Berdasarkan keyakinan turun-temurun, melanggar pantangan menikah di bulan Suro dipercaya oleh sebagian masyarakat dapat mendatangkan musibah, membuat rezeki seret, hingga rumah tangga yang tidak langgeng. Alhasil, mayoritas masyarakat memilih bersabar menunda niat baik tersebut hingga memasuki bulan Safar (bulan setelah Suro) atau bulan-bulan baik lainnya dalam kalender Jawa.
Fenomena ini terlihat sangat jelas dari antusiasme peserta bimbingan pranikah di Balai Nikah KUA Srono hari ini. Tercatat tidak kurang dari 13 pasang calon pengantin (catin) mengikuti agenda pembekalan tersebut dengan khusyuk. Menariknya, belasan pasangan ini bukanlah mereka yang akan melangsungkan akad dalam hitungan hari di bulan ini, melainkan mereka yang telah menjadwalkan pernikahan untuk bulan Safar mendatang.
Kepala KUA Srono, Fahrus Shoffi, membenarkan adanya fenomena kultural tahunan tersebut. Menurutnya, bulan Muharram atau Suro selalu menjadi momen di mana grafik angka pernikahan di wilayahnya menurun drastis.

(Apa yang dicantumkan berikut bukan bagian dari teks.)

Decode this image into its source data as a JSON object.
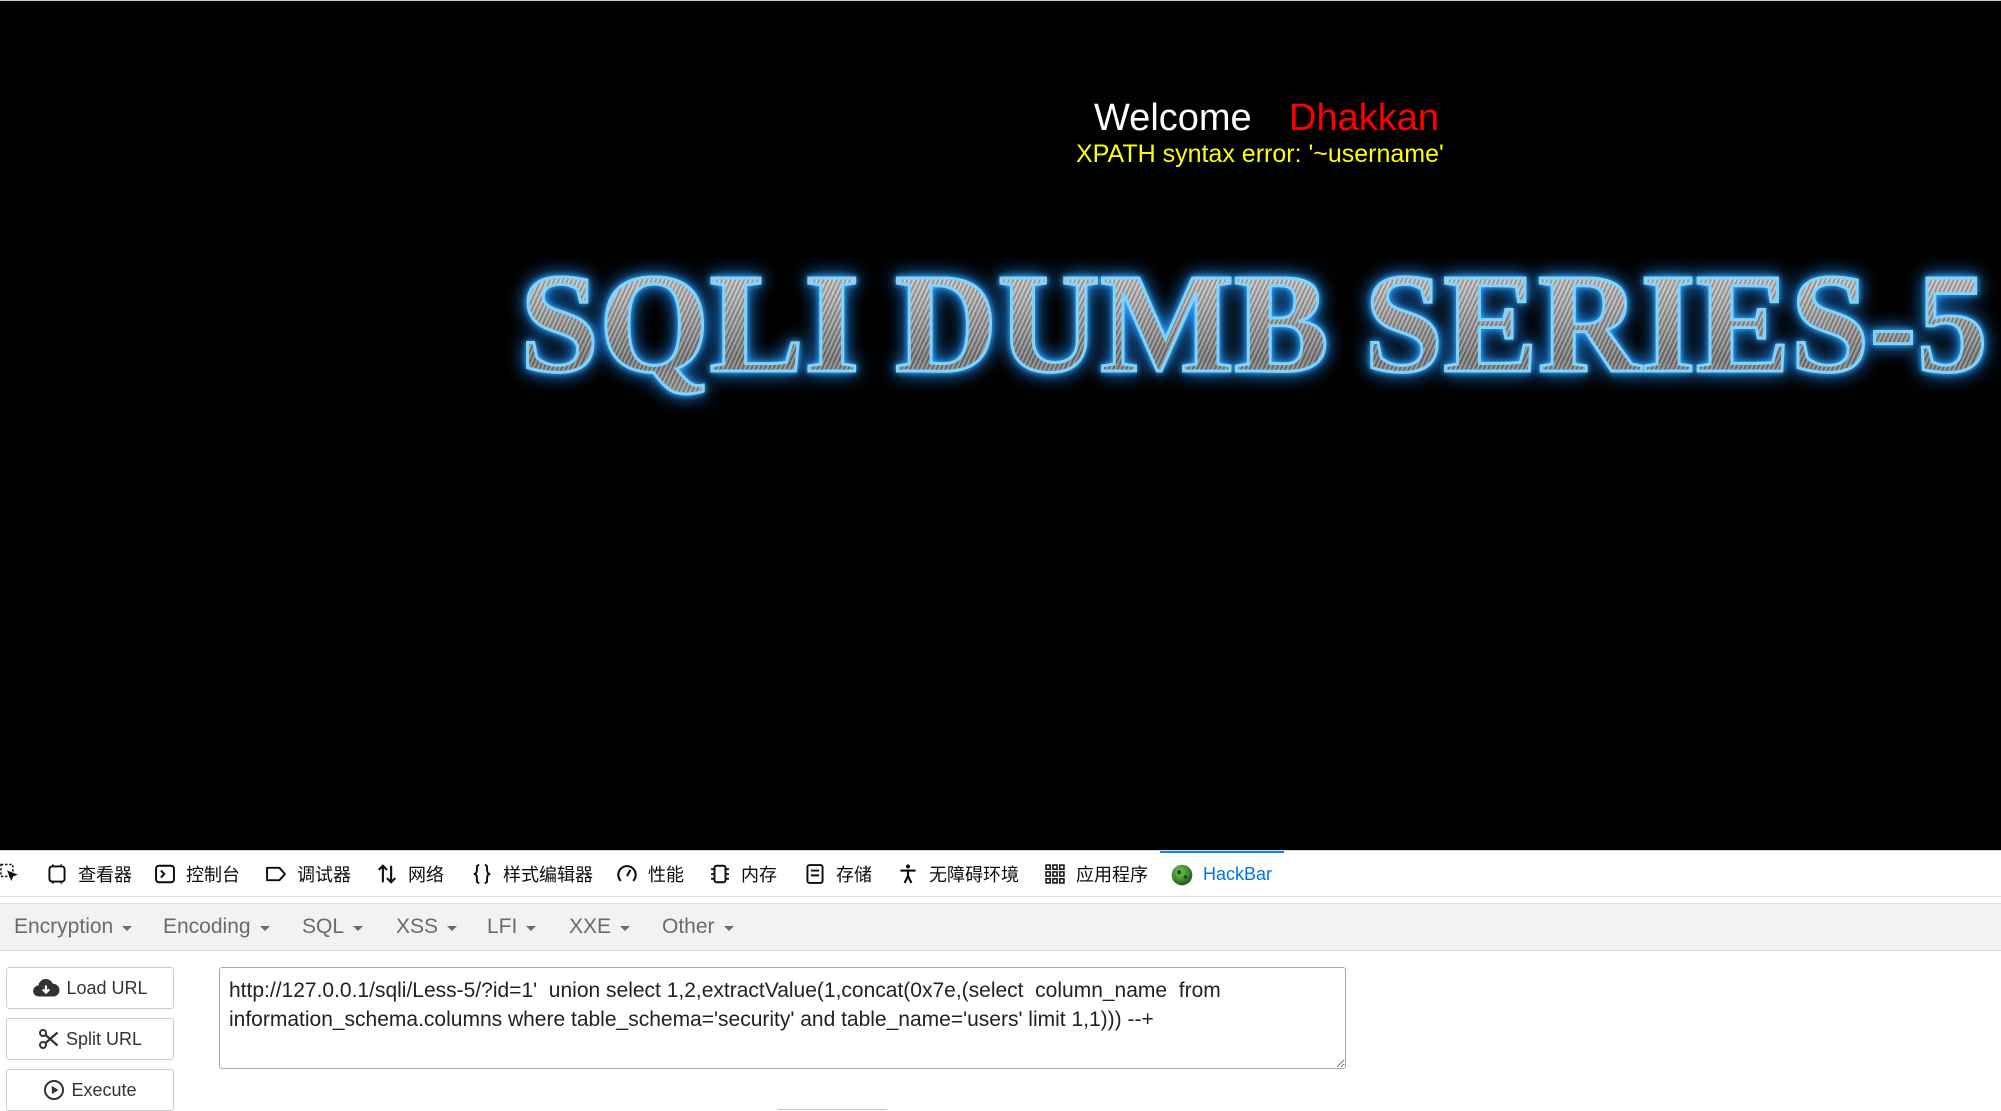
{
  "page": {
    "welcome_label": "Welcome",
    "username": "Dhakkan",
    "error_message": "XPATH syntax error: '~username'",
    "logo_text": "SQLI DUMB SERIES-5"
  },
  "devtools": {
    "pick_icon": "pick-element-icon",
    "tabs": [
      {
        "label": "查看器",
        "icon": "inspector-icon"
      },
      {
        "label": "控制台",
        "icon": "console-icon"
      },
      {
        "label": "调试器",
        "icon": "debugger-icon"
      },
      {
        "label": "网络",
        "icon": "network-icon"
      },
      {
        "label": "样式编辑器",
        "icon": "style-editor-icon"
      },
      {
        "label": "性能",
        "icon": "performance-icon"
      },
      {
        "label": "内存",
        "icon": "memory-icon"
      },
      {
        "label": "存储",
        "icon": "storage-icon"
      },
      {
        "label": "无障碍环境",
        "icon": "accessibility-icon"
      },
      {
        "label": "应用程序",
        "icon": "application-icon"
      },
      {
        "label": "HackBar",
        "icon": "hackbar-icon",
        "active": true
      }
    ]
  },
  "hackbar": {
    "menus": [
      {
        "label": "Encryption"
      },
      {
        "label": "Encoding"
      },
      {
        "label": "SQL"
      },
      {
        "label": "XSS"
      },
      {
        "label": "LFI"
      },
      {
        "label": "XXE"
      },
      {
        "label": "Other"
      }
    ],
    "buttons": [
      {
        "label": "Load URL",
        "icon": "cloud-download-icon"
      },
      {
        "label": "Split URL",
        "icon": "scissors-icon"
      },
      {
        "label": "Execute",
        "icon": "play-circle-icon"
      }
    ],
    "url_value": "http://127.0.0.1/sqli/Less-5/?id=1'  union select 1,2,extractValue(1,concat(0x7e,(select  column_name  from information_schema.columns where table_schema='security' and table_name='users' limit 1,1))) --+"
  },
  "colors": {
    "page_background": "#000000",
    "welcome_text": "#ffffff",
    "username_text": "#ff0000",
    "error_text": "#ffff00",
    "logo_glow": "#1e8fff",
    "active_tab": "#0074e8",
    "hackbar_icon": "#3c8a2e"
  }
}
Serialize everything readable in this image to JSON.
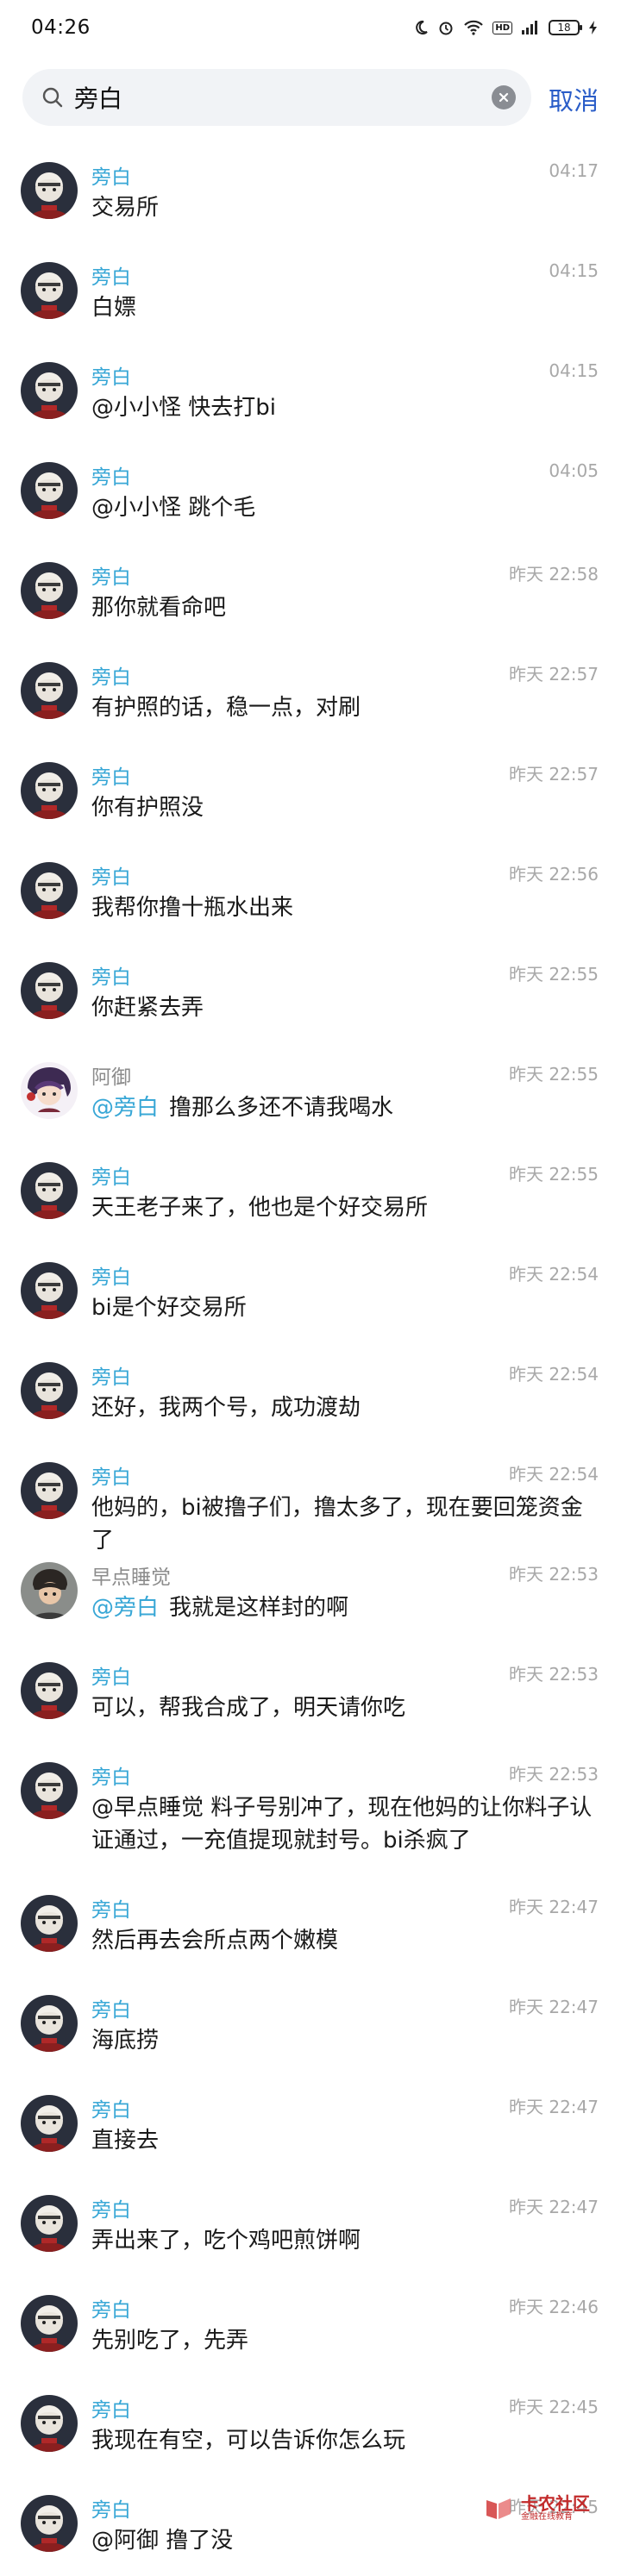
{
  "status_bar": {
    "time": "04:26",
    "battery": "18"
  },
  "search": {
    "query": "旁白",
    "cancel_label": "取消"
  },
  "results": [
    {
      "name": "旁白",
      "time": "04:17",
      "message": "交易所",
      "avatar": "a"
    },
    {
      "name": "旁白",
      "time": "04:15",
      "message": "白嫖",
      "avatar": "a"
    },
    {
      "name": "旁白",
      "time": "04:15",
      "message": "@小小怪 快去打bi",
      "avatar": "a"
    },
    {
      "name": "旁白",
      "time": "04:05",
      "message": "@小小怪 跳个毛",
      "avatar": "a"
    },
    {
      "name": "旁白",
      "time": "昨天 22:58",
      "message": "那你就看命吧",
      "avatar": "a"
    },
    {
      "name": "旁白",
      "time": "昨天 22:57",
      "message": "有护照的话，稳一点，对刷",
      "avatar": "a"
    },
    {
      "name": "旁白",
      "time": "昨天 22:57",
      "message": "你有护照没",
      "avatar": "a"
    },
    {
      "name": "旁白",
      "time": "昨天 22:56",
      "message": "我帮你撸十瓶水出来",
      "avatar": "a"
    },
    {
      "name": "旁白",
      "time": "昨天 22:55",
      "message": "你赶紧去弄",
      "avatar": "a"
    },
    {
      "name": "阿御",
      "time": "昨天 22:55",
      "mention": "@旁白",
      "message": "撸那么多还不请我喝水",
      "avatar": "b"
    },
    {
      "name": "旁白",
      "time": "昨天 22:55",
      "message": "天王老子来了，他也是个好交易所",
      "avatar": "a"
    },
    {
      "name": "旁白",
      "time": "昨天 22:54",
      "message": "bi是个好交易所",
      "avatar": "a"
    },
    {
      "name": "旁白",
      "time": "昨天 22:54",
      "message": "还好，我两个号，成功渡劫",
      "avatar": "a"
    },
    {
      "name": "旁白",
      "time": "昨天 22:54",
      "message": "他妈的，bi被撸子们，撸太多了，现在要回笼资金了",
      "avatar": "a"
    },
    {
      "name": "早点睡觉",
      "time": "昨天 22:53",
      "mention": "@旁白",
      "message": "我就是这样封的啊",
      "avatar": "c"
    },
    {
      "name": "旁白",
      "time": "昨天 22:53",
      "message": "可以，帮我合成了，明天请你吃",
      "avatar": "a"
    },
    {
      "name": "旁白",
      "time": "昨天 22:53",
      "message": "@早点睡觉 料子号别冲了，现在他妈的让你料子认证通过，一充值提现就封号。bi杀疯了",
      "avatar": "a",
      "tall": true
    },
    {
      "name": "旁白",
      "time": "昨天 22:47",
      "message": "然后再去会所点两个嫩模",
      "avatar": "a"
    },
    {
      "name": "旁白",
      "time": "昨天 22:47",
      "message": "海底捞",
      "avatar": "a"
    },
    {
      "name": "旁白",
      "time": "昨天 22:47",
      "message": "直接去",
      "avatar": "a"
    },
    {
      "name": "旁白",
      "time": "昨天 22:47",
      "message": "弄出来了，吃个鸡吧煎饼啊",
      "avatar": "a"
    },
    {
      "name": "旁白",
      "time": "昨天 22:46",
      "message": "先别吃了，先弄",
      "avatar": "a"
    },
    {
      "name": "旁白",
      "time": "昨天 22:45",
      "message": "我现在有空，可以告诉你怎么玩",
      "avatar": "a"
    },
    {
      "name": "旁白",
      "time": "昨天 22:45",
      "message": "@阿御 撸了没",
      "avatar": "a"
    }
  ],
  "watermark": {
    "main": "卡农社区",
    "sub": "金融在线教育"
  },
  "colors": {
    "accent": "#38a7d6",
    "cancel": "#2a5dc8",
    "timestamp": "#a8a8a8"
  }
}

"Selama bulan Muharram atau Suro ini, khususnya di KUA Srono memang sangat sepi pengantin. Tercatat tak lebih dari empat pasang pengantin saja yang melangsungkan pernikahan di bulan ini," ungkap Fahrus Shoffi saat ditemui di ruang kerjanya.
Kondisi sepi hajatan ini praktis membuat aktivitas di luar kantor KUA menurun. Bagi para petugas pencatat nikah yang biasanya sibuk mondar-mandir dari satu lokasi hajatan ke lokasi lainnya pada bulan-bulan biasa (seperti bulan Besar atau Zulhijah), bulan Suro justru memberikan keleluasaan waktu tersendiri.
"Sehingga bulan Muharram ini bisa dikatakan sebagai bulan rehat bagi para penghulu," pungkas Fahrus Shoffi.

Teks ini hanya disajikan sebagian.